Небо стало серого цвета, и опять полил дождь. Мокрые, со свалявшейся шерстью, жалобно блея, прошли мимо опустевшей хижины Кааданнатум овцы, отбитые Шудурги у кочевников, а сам Шудурги ехал во главе усталых стражников. Должно быть, он хорошо бился, и убил немало разбойников-кочевников, и отомстил за убитых ими пастухов. Многие люди приветствовали Шудурги, храброго воина, громкими криками. А он ехал на осле, у которого бока ходили от усталого дыхания, и смотрел только в одну сторону. На Кааданнатум. Но она, исцарапанная, с растрепанной, посыпанной пеплом головой, в изодранной одежде, ничего вокруг не видела. Прошла ночь. Когда рассвело, в хижину Кааданнатум пришли два стражника и сказали:
— Идем. Хозяин воды зовет тебя.
Кааданнатум, лежавшая на циновке, не пошевелилась. Один из стражников нагнулся и дернул ее за руку, чтобы понять, живая ли она. Как дикая камышовая кошка, вскочила Кааданнатум, оставив царапины на руке стражника. Оба стражника кинулись ее ловить, она ловко изворачивалась, и царапины появились у них не только на руках, но и на лицах, и они обозлились до крайней меры. В конце концов они, конечно, поймали ее, потому что вдвоем были сильнее, и понесли к дому Хозяина воды.

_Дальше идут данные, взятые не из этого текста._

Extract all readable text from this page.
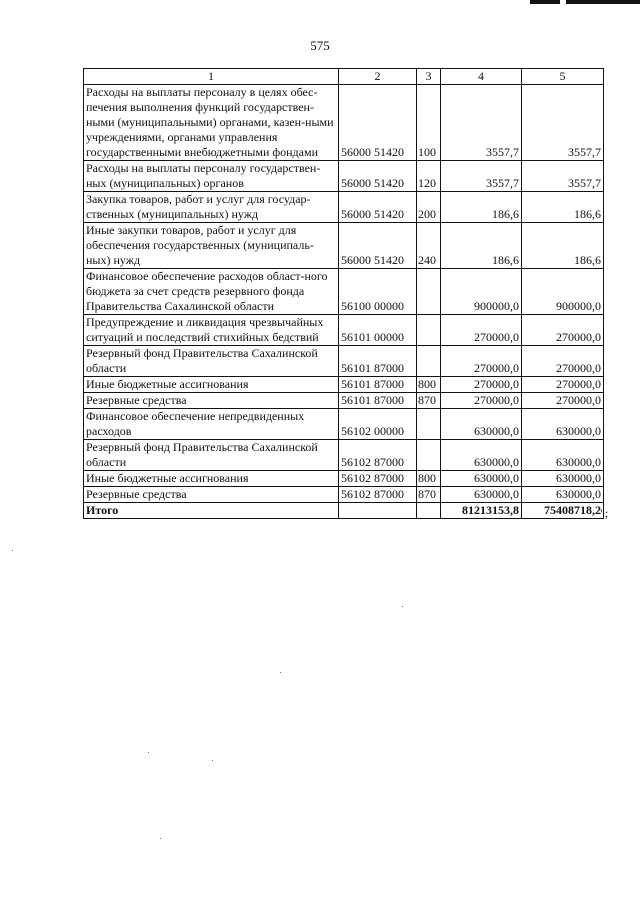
575
1	2	3	4	5
Расходы на выплаты персоналу в целях обес-печения выполнения функций государствен-ными (муниципальными) органами, казен-ными учреждениями, органами управления государственными внебюджетными фондами	56000 51420	100	3557,7	3557,7
Расходы на выплаты персоналу государствен-ных (муниципальных) органов	56000 51420	120	3557,7	3557,7
Закупка товаров, работ и услуг для государ-ственных (муниципальных) нужд	56000 51420	200	186,6	186,6
Иные закупки товаров, работ и услуг для обеспечения государственных (муниципаль-ных) нужд	56000 51420	240	186,6	186,6
Финансовое обеспечение расходов област-ного бюджета за счет средств резервного фонда Правительства Сахалинской области	56100 00000		900000,0	900000,0
Предупреждение и ликвидация чрезвычайных ситуаций и последствий стихийных бедствий	56101 00000		270000,0	270000,0
Резервный фонд Правительства Сахалинской области	56101 87000		270000,0	270000,0
Иные бюджетные ассигнования	56101 87000	800	270000,0	270000,0
Резервные средства	56101 87000	870	270000,0	270000,0
Финансовое обеспечение непредвиденных расходов	56102 00000		630000,0	630000,0
Резервный фонд Правительства Сахалинской области	56102 87000		630000,0	630000,0
Иные бюджетные ассигнования	56102 87000	800	630000,0	630000,0
Резервные средства	56102 87000	870	630000,0	630000,0
Итого			81213153,8	75408718,2 ";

Утирая кровь со лбов, щек и носов, стражники поставили Кааданнатум на ноги перед Хозяином воды. Тут же она уселась на плитах пола. Вид у нее был так ужасен, что Хозяин воды покачал головой.
— Послушай меня, — указал он жалостливым голосом. — Шамнилсин бился с разбойниками и умер. Аму забрал его к себе. Знаю, тебе жалко его, Он был хороший пастух и хорошо понимал овец и баранов. Мне тоже его жалко. Но теперь он в другой жизни. А тебе надо жить здесь. Ты будешь женой Шудурги, моего младшего сына. Так я решил.
Кааданнатум снизу вверх посмотрела на него безумными глазами.
— Укрепи себя едой и питьем. — Хозяин воды указал плеткой на циновку, где лежало на виноградных листьях жареное мясо и стоял кувшин с молоком. — Умойся водой и выстирай одежду. Вечером Шудурги возьмет тебя в свой дом…
Больше он ничего не успел сказать: так быстро вскочила она на ноги, с такой ловкостью скользнула между стражниками к выходу. Те погнались было за Кааданнатум, но Хозяин воды громким криком вернул их назад. Не надо до вечера ее трогать. Пусть утихнет горе женщины.
А она прибежала к хижине отца Шамнилсина, которая стояла на краю селения, возле густого кустарника, что рос вдоль берега большого канала. Тут было много хорошей глины, и отец Шамнилсина, искусник, лепил тут кувшины, и делал на них узоры, и обжигал их в очаге. Тоже из обожженной глины делал он серпы для жатвы ячменя. Еще он умел плавить и ковать медь и делать из нее браслеты и украшения для Хозяина воды и его жен. Но самое большое умение отца Шамнилсина, за что особенно был он любезен Хозяину, состояло в тайном мастерстве.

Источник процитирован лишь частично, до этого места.